The Obama administration asked the Supreme Court on Wednesday to hear a case concerning the 2010 health care overhaul law. The development came unexpectedly fast and makes it all but certain that the court will soon agree to hear one or more cases involving challenges to the law, with arguments by the spring and a decision by June, in time to land in the middle of the 2012 presidential campaign.
The Justice Department said the justices should hear its appeal of a decision by a three-judge panel of the United States Court of Appeals for the 11th Circuit, in Atlanta, that struck down the centerpiece of the law by a 2-to-1 vote.
“The department has consistently and successfully defended this law in several courts of appeals, and only the 11th Circuit Court of Appeals has ruled it unconstitutional,” the Justice Department said in a statement. “We believe the question is appropriate for review by the Supreme Court.
“Throughout history, there have been similar challenges to other landmark legislation, such as the Social Security Act, the Civil Rights Act and the Voting Rights Act, and all of those challenges failed,” the statement continued. “We believe the challenges to the Affordable Care Act — like the one in the 11th Circuit — will also ultimately fail and that the Supreme Court will uphold the law.”
On Monday, the administration decided that it would not seek review from the full 11th Circuit.

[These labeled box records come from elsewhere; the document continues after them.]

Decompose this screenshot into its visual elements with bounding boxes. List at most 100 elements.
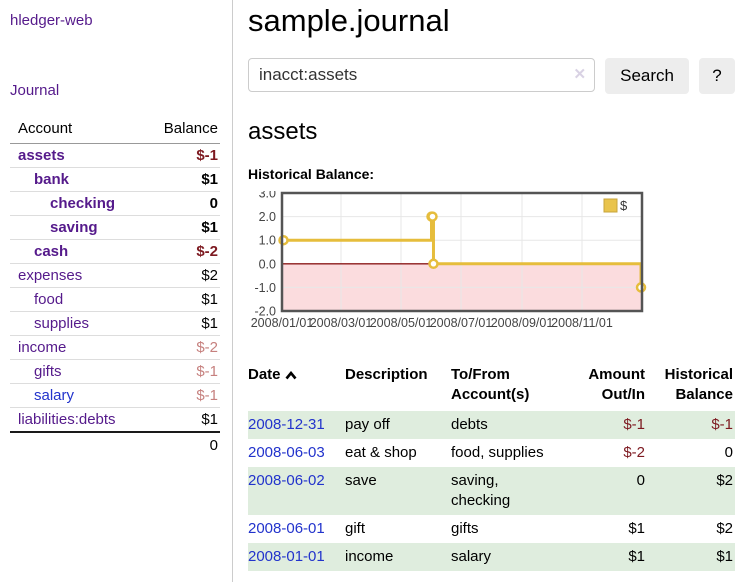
register-header-date[interactable]: Date (248, 362, 345, 411)
search-button[interactable]: Search (605, 58, 689, 94)
account-balance: $1 (141, 167, 220, 192)
transaction-row: 2008-01-01 income salary $1 $1 (248, 543, 735, 571)
transaction-balance: 0 (724, 444, 733, 461)
account-link[interactable]: assets (18, 147, 65, 164)
account-row: expenses $2 (10, 263, 220, 288)
main-content: sample.journal ✕ Search ? assets Histori… (233, 0, 742, 582)
accounts-table: Account Balance assets $-1 bank $1 checking 0… (10, 116, 220, 457)
transaction-date-link[interactable]: 2008-12-31 (248, 416, 325, 433)
account-link[interactable]: supplies (34, 315, 90, 332)
transaction-date-link[interactable]: 2008-06-01 (248, 520, 325, 537)
register-header-balance: Historical Balance (664, 366, 733, 403)
accounts-header-balance: Balance (141, 116, 220, 144)
account-balance: $1 (141, 287, 220, 312)
journal-link[interactable]: Journal (10, 82, 60, 99)
help-button[interactable]: ? (699, 58, 735, 94)
historical-balance-chart: $3.0 2.0 1.0 0.0 -1.0 -2.02008/01/012008/03/0… (251, 187, 647, 330)
account-link[interactable]: expenses (18, 267, 83, 284)
y-tick-label: 0.0 (259, 257, 276, 271)
transaction-balance: $-1 (711, 416, 733, 433)
sort-ascending-icon (285, 366, 297, 386)
transaction-description: eat & shop (345, 444, 417, 461)
register-table: Date Description To/From Account(s) Amou… (248, 362, 735, 571)
account-balance: $-2 (141, 335, 220, 360)
legend-label: $ (620, 198, 628, 213)
register-header-amount: Amount Out/In (588, 366, 645, 403)
transaction-date-link[interactable]: 2008-01-01 (248, 548, 325, 565)
account-link[interactable]: checking (50, 195, 116, 212)
transaction-amount: 0 (636, 472, 645, 489)
transaction-row: 2008-06-03 eat & shop food, supplies $-2 0 (248, 439, 735, 467)
app-brand: hledger-web (10, 12, 220, 30)
account-link[interactable]: salary (34, 387, 75, 404)
account-row: liabilities:debts $1 (10, 407, 220, 432)
chart-label: Historical Balance: (248, 166, 375, 182)
account-row: bank $1 (10, 167, 220, 192)
account-link[interactable]: food (34, 291, 64, 308)
account-link[interactable]: cash (34, 243, 69, 260)
account-row: salary $-1 (10, 383, 220, 408)
transaction-description: pay off (345, 416, 390, 433)
y-tick-label: 2.0 (259, 210, 276, 224)
account-link[interactable]: income (18, 339, 67, 356)
account-balance: $-2 (141, 239, 220, 264)
accounts-total-row: 0 (10, 431, 220, 457)
transaction-row: 2008-06-02 save saving, checking 0 $2 (248, 467, 735, 515)
transaction-accounts: debts (451, 416, 488, 433)
sidebar: hledger-web Journal Account Balance asse… (0, 0, 233, 582)
page-title: sample.journal (248, 3, 450, 38)
accounts-header-account: Account (10, 116, 142, 144)
account-row: saving $1 (10, 215, 220, 240)
y-tick-label: 1.0 (259, 234, 276, 248)
account-balance: $-1 (141, 359, 220, 384)
account-balance: 0 (141, 191, 220, 216)
x-tick-label: 2008/03/01 (310, 316, 373, 330)
transaction-description: save (345, 472, 377, 489)
transaction-date-link[interactable]: 2008-06-03 (248, 444, 325, 461)
brand-link[interactable]: hledger-web (10, 12, 93, 29)
account-link[interactable]: bank (34, 171, 70, 188)
legend-swatch (603, 198, 618, 213)
register-header-row: Date Description To/From Account(s) Amou… (248, 362, 735, 411)
transaction-row: 2008-06-01 gift gifts $1 $2 (248, 515, 735, 543)
balance-chart: $3.0 2.0 1.0 0.0 -1.0 -2.0 2008/01/01 2008/03/0… (248, 187, 735, 346)
account-balance: $1 (141, 311, 220, 336)
journal-nav: Journal (10, 82, 220, 100)
transaction-amount: $-2 (623, 444, 645, 461)
transaction-balance: $2 (716, 472, 733, 489)
y-tick-label: -1.0 (254, 281, 276, 295)
transaction-accounts: saving, checking (451, 472, 511, 509)
transaction-description: gift (345, 520, 366, 537)
register-header-description: Description (345, 366, 428, 383)
account-link[interactable]: saving (50, 219, 98, 236)
transaction-balance: $2 (716, 520, 733, 537)
accounts-total-balance: 0 (141, 431, 220, 457)
transaction-date-link[interactable]: 2008-06-02 (248, 472, 325, 489)
transaction-accounts: food, supplies (451, 444, 544, 461)
transaction-accounts: gifts (451, 520, 479, 537)
account-row: income $-2 (10, 335, 220, 360)
account-balance: $-1 (141, 383, 220, 408)
account-balance: $1 (141, 215, 220, 240)
account-row: cash $-2 (10, 239, 220, 264)
clear-search-icon[interactable]: ✕ (573, 66, 587, 83)
account-row: food $1 (10, 287, 220, 312)
account-link[interactable]: gifts (34, 363, 62, 380)
register-header-accounts: To/From Account(s) (451, 366, 530, 403)
search-bar: ✕ Search ? (248, 58, 735, 94)
x-tick-label: 2008/05/01 (370, 316, 433, 330)
account-link[interactable]: liabilities:debts (18, 411, 116, 428)
account-rows: assets $-1 bank $1 checking 0 saving $1 cash $-2 e… (10, 144, 220, 432)
account-balance: $2 (141, 263, 220, 288)
y-tick-label: -2.0 (254, 305, 276, 319)
search-input[interactable] (248, 58, 596, 92)
y-tick-label: 3.0 (259, 191, 276, 201)
transaction-balance: $1 (716, 548, 733, 565)
account-row: assets $-1 (10, 144, 220, 168)
transaction-amount: $-1 (623, 416, 645, 433)
account-row: gifts $-1 (10, 359, 220, 384)
account-row: supplies $1 (10, 311, 220, 336)
transaction-accounts: salary (451, 548, 492, 565)
search-box: ✕ (248, 58, 596, 94)
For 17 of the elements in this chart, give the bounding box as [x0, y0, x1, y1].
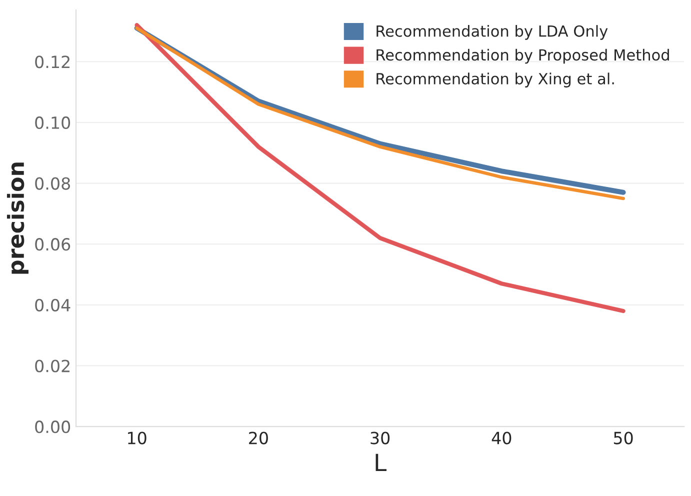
x-tick-label: 40 [492, 432, 512, 444]
legend-label: Recommendation by LDA Only [376, 25, 608, 40]
y-tick-label: 0.02 [35, 360, 70, 372]
legend-label: Recommendation by Proposed Method [376, 48, 669, 64]
y-tick-label: 0.04 [35, 298, 70, 312]
y-axis-title: precision [6, 162, 28, 274]
x-tick-label: 10 [128, 432, 146, 444]
y-tick-label: 0.10 [35, 116, 70, 130]
legend-label: Recommendation by Xing et al. [376, 72, 614, 88]
x-axis-title: L [376, 454, 386, 472]
x-tick-label: 50 [614, 432, 633, 444]
y-tick-label: 0.00 [35, 420, 70, 434]
y-tick-label: 0.12 [35, 56, 70, 68]
y-tick-label: 0.08 [35, 177, 70, 190]
x-tick-label: 30 [370, 432, 390, 444]
x-tick-label: 20 [249, 432, 268, 444]
y-tick-label: 0.06 [35, 238, 70, 251]
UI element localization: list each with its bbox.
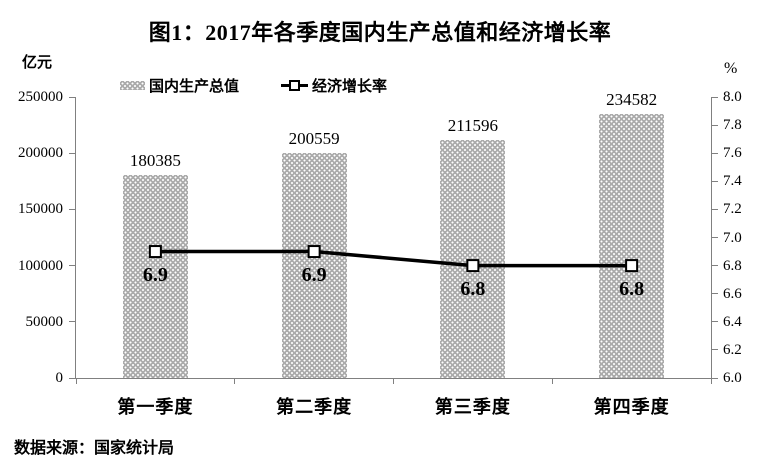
left-axis-tick-label: 50000 — [25, 313, 64, 330]
right-axis-tick — [711, 265, 718, 267]
right-axis-tick — [711, 349, 718, 351]
x-axis-tick — [551, 378, 553, 384]
gdp-bar-value-label: 211596 — [447, 116, 499, 136]
left-axis-tick — [69, 208, 76, 210]
gdp-bar-swatch-icon — [120, 81, 145, 90]
growth-rate-value-label: 6.8 — [460, 277, 486, 300]
x-axis-category-label: 第一季度 — [117, 397, 194, 417]
right-axis-tick-label: 6.6 — [723, 285, 742, 302]
right-axis-unit-label: % — [724, 60, 738, 77]
right-axis-tick-label: 6.2 — [723, 341, 742, 358]
right-axis-tick — [711, 152, 718, 154]
line-glyph-marker — [289, 80, 301, 91]
x-axis-tick — [393, 378, 394, 384]
growth-rate-marker — [307, 245, 321, 259]
growth-rate-value-label: 6.9 — [142, 263, 168, 286]
gdp-bar — [599, 114, 665, 378]
gdp-bar-value-label: 180385 — [129, 151, 181, 171]
gdp-bar-value-label: 200559 — [288, 128, 340, 148]
right-axis-tick-label: 6.8 — [723, 257, 742, 274]
right-axis-tick-label: 7.2 — [723, 201, 742, 218]
left-axis-tick — [69, 265, 76, 267]
right-axis-tick — [711, 293, 718, 295]
left-axis-tick — [69, 152, 76, 154]
x-axis-category-label: 第四季度 — [593, 397, 670, 417]
gdp-bar — [281, 152, 347, 378]
left-axis-tick-label: 150000 — [18, 201, 63, 218]
x-axis-tick — [234, 378, 236, 384]
x-axis-tick — [710, 378, 712, 384]
right-axis-tick-label: 7.8 — [723, 117, 742, 134]
right-axis-tick — [711, 377, 718, 379]
right-axis-tick-label: 8.0 — [723, 89, 742, 105]
growth-line-marker-icon — [281, 79, 309, 92]
growth-rate-value-label: 6.8 — [619, 277, 645, 300]
left-axis-tick — [69, 96, 76, 98]
right-axis-tick — [711, 180, 718, 182]
left-axis-tick-label: 200000 — [18, 145, 63, 162]
right-axis-tick — [711, 321, 718, 323]
x-axis-category-label: 第二季度 — [276, 397, 353, 417]
legend-item-gdp: 国内生产总值 — [120, 75, 239, 96]
right-axis-tick-label: 6.0 — [723, 370, 742, 386]
left-axis-tick-label: 250000 — [18, 89, 63, 105]
growth-rate-marker — [466, 259, 480, 273]
x-axis-tick — [75, 378, 77, 384]
left-axis-unit-label: 亿元 — [22, 54, 53, 71]
legend-item-growth: 经济增长率 — [281, 75, 387, 96]
chart-title: 图1：2017年各季度国内生产总值和经济增长率 — [148, 20, 612, 45]
legend: 国内生产总值 经济增长率 — [120, 75, 387, 96]
legend-label-growth: 经济增长率 — [312, 78, 388, 95]
growth-rate-marker — [148, 245, 162, 259]
right-axis-tick — [711, 208, 718, 210]
left-axis-tick — [69, 321, 76, 323]
growth-rate-line — [148, 245, 639, 273]
right-axis-tick-label: 7.6 — [723, 145, 742, 162]
x-axis-category-label: 第三季度 — [434, 397, 511, 417]
right-axis-tick — [711, 96, 718, 98]
left-axis-tick — [69, 377, 76, 379]
gdp-bar — [122, 175, 188, 378]
left-axis-tick-label: 100000 — [18, 257, 63, 274]
growth-rate-marker — [625, 259, 639, 273]
right-axis-tick-label: 6.4 — [723, 313, 742, 330]
gdp-bar — [440, 140, 506, 378]
right-axis-tick-label: 7.0 — [723, 229, 742, 246]
left-axis-tick-label: 0 — [55, 370, 64, 386]
gdp-bar-value-label: 234582 — [606, 90, 658, 110]
right-axis-tick-label: 7.4 — [723, 173, 742, 190]
data-source: 数据来源：国家统计局 — [14, 440, 175, 457]
growth-rate-value-label: 6.9 — [301, 263, 327, 286]
plot-area: 0 50000 100000 150000 200000 250000 6.0 6.2 6.4 6… — [18, 89, 742, 417]
right-axis-tick — [711, 124, 718, 126]
legend-label-gdp: 国内生产总值 — [149, 78, 240, 95]
right-axis-tick — [711, 237, 718, 238]
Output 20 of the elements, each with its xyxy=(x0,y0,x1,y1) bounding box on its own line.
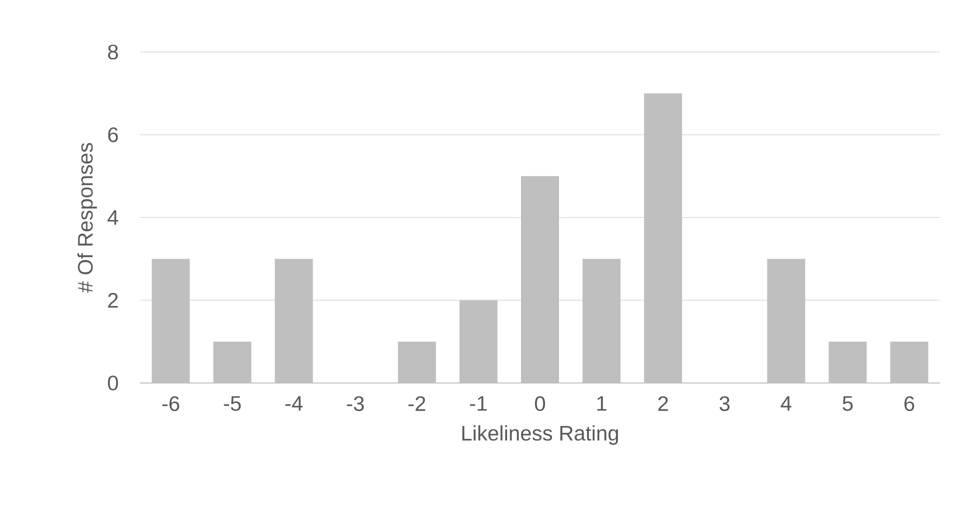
y-tick-label: 0 xyxy=(108,376,118,390)
x-tick-label: 0 xyxy=(534,396,546,412)
x-tick-label: 4 xyxy=(780,396,792,411)
x-tick-label: 6 xyxy=(904,396,914,412)
x-tick-label: 1 xyxy=(597,396,606,411)
x-tick-label: -5 xyxy=(224,396,241,411)
x-tick-label: -1 xyxy=(470,396,487,411)
x-tick-label: -3 xyxy=(346,396,364,412)
y-tick-label: 8 xyxy=(108,44,118,60)
x-tick-label: 5 xyxy=(842,396,853,411)
x-tick-label: -4 xyxy=(285,396,303,411)
x-tick-label: -6 xyxy=(162,396,180,412)
y-tick-label: 2 xyxy=(108,292,118,308)
y-tick-label: 4 xyxy=(108,210,118,225)
x-tick-label: 3 xyxy=(720,396,730,412)
y-tick-label: 6 xyxy=(108,127,118,142)
y-axis-title: # Of Responses xyxy=(77,143,97,293)
x-tick-label: -2 xyxy=(408,396,426,411)
x-axis-title: Likeliness Rating xyxy=(462,425,618,445)
x-tick-label: 2 xyxy=(658,396,668,411)
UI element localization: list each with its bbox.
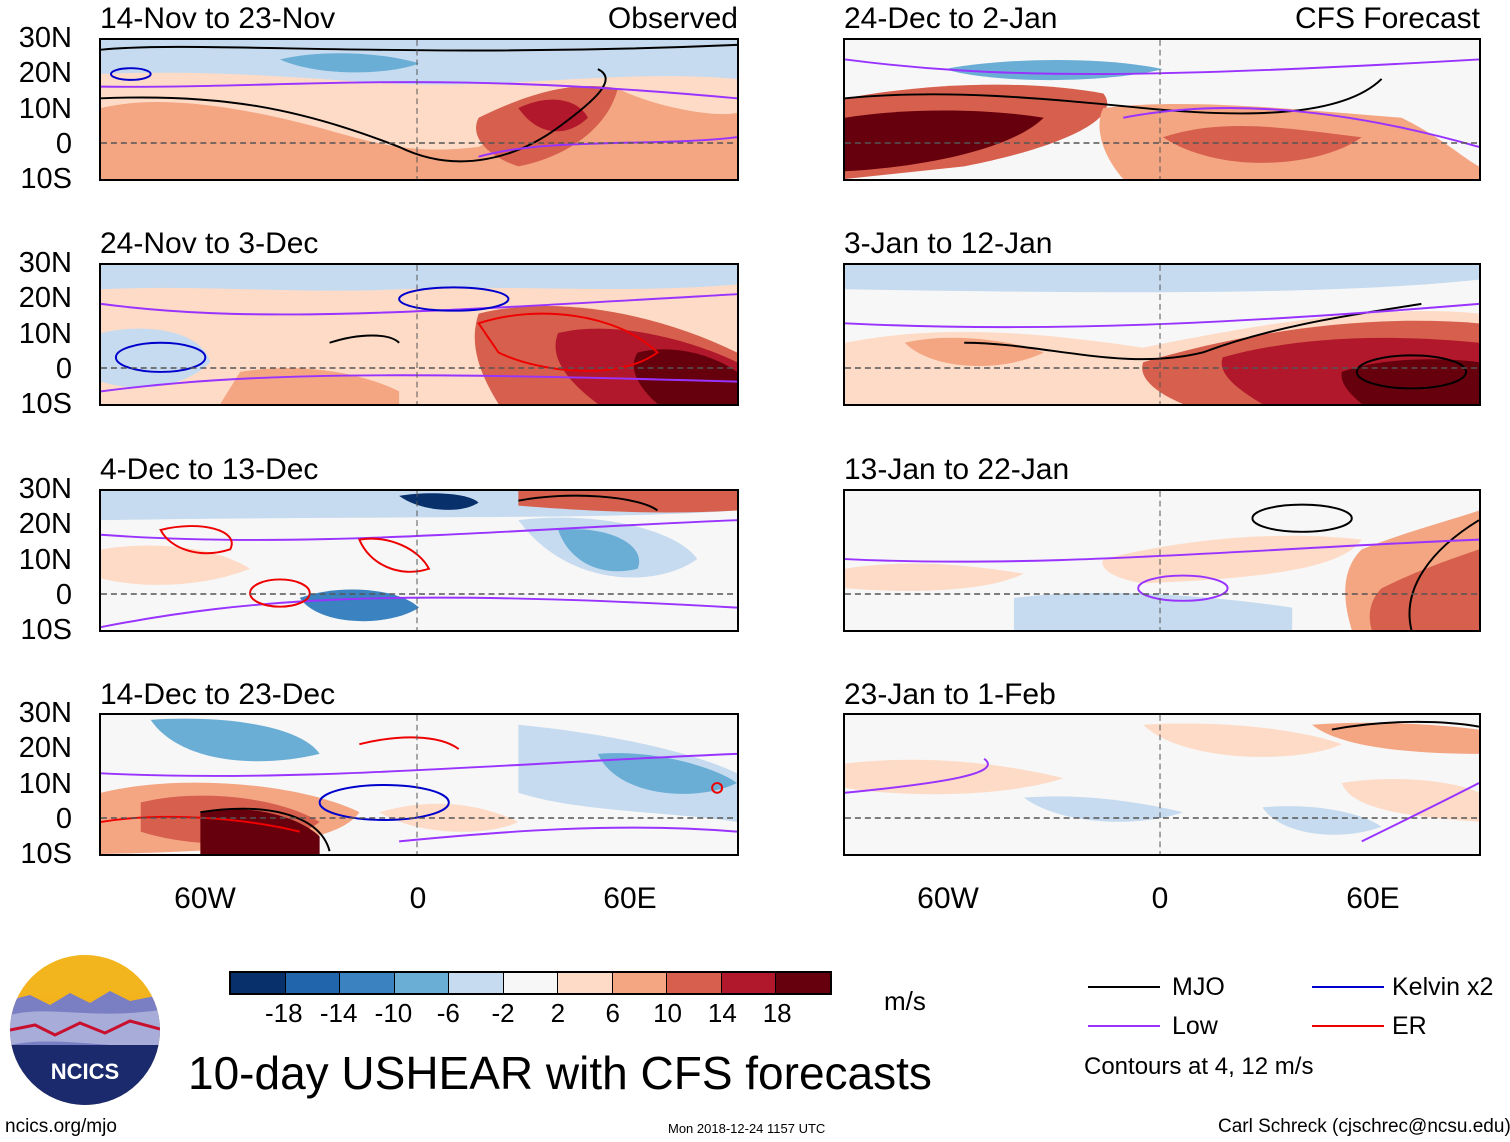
lat-label: 10N	[18, 318, 72, 350]
colorbar-swatch	[558, 973, 613, 993]
lat-label: 10N	[18, 768, 72, 800]
colorbar-tick-label: -14	[319, 998, 358, 1028]
website-link[interactable]: ncics.org/mjo	[5, 1116, 117, 1137]
lat-label: 20N	[18, 732, 72, 764]
map-panel-2	[843, 38, 1481, 181]
colorbar-swatch	[721, 973, 777, 993]
colorbar-swatch	[612, 973, 668, 993]
colorbar	[229, 971, 832, 995]
lon-label-0-left: 0	[409, 882, 427, 915]
panel-title-5: 4-Dec to 13-Dec	[100, 453, 319, 486]
colorbar-tick-label: -10	[374, 998, 413, 1028]
colorbar-tick-label: 6	[605, 998, 620, 1028]
lat-label: 30N	[18, 247, 72, 279]
colorbar-unit: m/s	[884, 986, 926, 1016]
lon-label-60w-left: 60W	[174, 882, 236, 915]
column-label-observed: Observed	[607, 2, 738, 35]
lat-label: 10N	[18, 544, 72, 576]
colorbar-tick-label: -2	[491, 998, 515, 1028]
figure-title: 10-day USHEAR with CFS forecasts	[188, 1047, 932, 1099]
colorbar-tick-label: 14	[707, 998, 737, 1028]
lat-label: 20N	[18, 282, 72, 314]
map-panel-5	[99, 489, 739, 632]
colorbar-tick-label: 10	[653, 998, 682, 1028]
author-credit: Carl Schreck (cjschrec@ncsu.edu)	[1218, 1116, 1510, 1137]
lat-label: 10S	[20, 838, 72, 870]
lat-label: 30N	[18, 22, 72, 54]
legend-line-er	[1312, 1025, 1384, 1027]
legend-label-mjo: MJO	[1172, 973, 1225, 1001]
colorbar-tick-label: -6	[436, 998, 460, 1028]
colorbar-swatch	[667, 973, 722, 993]
legend-label-low: Low	[1172, 1012, 1218, 1040]
lat-label: 30N	[18, 697, 72, 729]
colorbar-tick-label: 18	[762, 998, 792, 1028]
panel-title-4: 3-Jan to 12-Jan	[844, 227, 1053, 260]
colorbar-swatch	[394, 973, 450, 993]
lat-label: 10S	[20, 614, 72, 646]
lat-label: 10S	[20, 388, 72, 420]
panel-title-7: 14-Dec to 23-Dec	[100, 678, 336, 711]
lat-label: 20N	[18, 508, 72, 540]
colorbar-swatch	[231, 973, 286, 993]
map-panel-7	[99, 713, 739, 856]
lat-label: 0	[55, 128, 72, 160]
legend-label-er: ER	[1392, 1012, 1427, 1040]
panel-title-1: 14-Nov to 23-Nov	[100, 2, 336, 35]
legend-label-kelvin: Kelvin x2	[1392, 973, 1494, 1001]
lat-label: 0	[55, 579, 72, 611]
colorbar-swatch	[449, 973, 504, 993]
map-panel-4	[843, 263, 1481, 406]
lon-label-0-right: 0	[1151, 882, 1169, 915]
lat-label: 30N	[18, 473, 72, 505]
legend-line-mjo	[1088, 986, 1160, 988]
colorbar-swatch	[340, 973, 395, 993]
colorbar-swatch	[776, 973, 831, 993]
colorbar-swatch	[285, 973, 341, 993]
ncics-logo: NCICS	[10, 955, 160, 1105]
map-panel-6	[843, 489, 1481, 632]
legend-note: Contours at 4, 12 m/s	[1084, 1053, 1314, 1080]
map-panel-3	[99, 263, 739, 406]
lat-label: 0	[55, 803, 72, 835]
lon-label-60e-right: 60E	[1346, 882, 1400, 915]
lat-label: 20N	[18, 57, 72, 89]
lat-label: 10N	[18, 93, 72, 125]
logo-text: NCICS	[50, 1059, 120, 1084]
lon-label-60w-right: 60W	[917, 882, 979, 915]
panel-title-3: 24-Nov to 3-Dec	[100, 227, 319, 260]
colorbar-tick-label: 2	[550, 998, 566, 1028]
column-label-cfs-forecast: CFS Forecast	[1294, 2, 1480, 35]
panel-title-6: 13-Jan to 22-Jan	[844, 453, 1070, 486]
panel-title-8: 23-Jan to 1-Feb	[844, 678, 1056, 711]
lat-label: 10S	[20, 163, 72, 195]
legend-line-kelvin	[1312, 986, 1384, 988]
legend-line-low	[1088, 1025, 1160, 1027]
lon-label-60e-left: 60E	[603, 882, 657, 915]
lat-label: 0	[55, 353, 72, 385]
map-panel-8	[843, 713, 1481, 856]
map-panel-1	[99, 38, 739, 181]
colorbar-tick-label: -18	[265, 998, 303, 1028]
timestamp: Mon 2018-12-24 1157 UTC	[668, 1121, 826, 1136]
panel-title-2: 24-Dec to 2-Jan	[844, 2, 1058, 35]
colorbar-swatch	[503, 973, 559, 993]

Its Supreme Court petition was not due until November.
Also on Wednesday, two sets of plaintiffs who had won on the core issue in the 11th Circuit filed their own request for Supreme Court review.
“Time is of the essence,” wrote Paul D. Clement, a former United States solicitor general who represents 26 states in the case, urging the justices to move quickly to hear a case on the law, the Affordable Care Act. “The grave constitutional questions surrounding the A.C.A. and its novel exercise of federal power will not subside until this court resolves them.”
The 11th Circuit, in a decision issued in August, ruled that a part of law requiring the purchase of insurance — the so-called individual mandate — was an unconstitutional exercise of Congressional power.
The majority decision, written by Chief Judge Joel F. Dubina and Judge Frank M. Hull, said, “We have not found any generally applicable, judicially enforceable limiting principle that would permit us to uphold the mandate without obliterating the boundaries inherent in the system of enumerated Congressional powers.”
But the court ruled against the plaintiffs on two other points. It said its ruling on the individual mandate did not require “wholesale invalidation” of the law, and it upheld the law’s expansion of the Medicaid program.
The petition from the 26 states and a second one, from the National Federation of Independent Business and two individuals, sought review on the issues they had lost in the 11th Circuit.
Almost all of the usual signs indicate that the court will agree to hear at least one challenge to the law: a federal appeals court has struck down a major piece of federal legislation, the lower courts are divided about its constitutionality, and all sides, including the federal government itself, agree that review is warranted.
It is less clear which case the justices will agree to hear and which issues they will focus on. Simply agreeing to hear a case does not guarantee that the Supreme Court will decide the constitutionality of the individual mandate, the question at the heart of the challenges. The court could agree with some lower courts that some or all of the plaintiffs lack standing to sue or that the central issue is not yet ripe for decision.
The United States Court of Appeals for the Fourth Circuit, in Richmond, Va., for instance, ruled this month that it was premature to decide the central question, citing a federal law allowing suits only after certain taxes and penalties are due.
A fourth challenge to the law was heard last week by the United States Court of Appeals for the District of Columbia Circuit.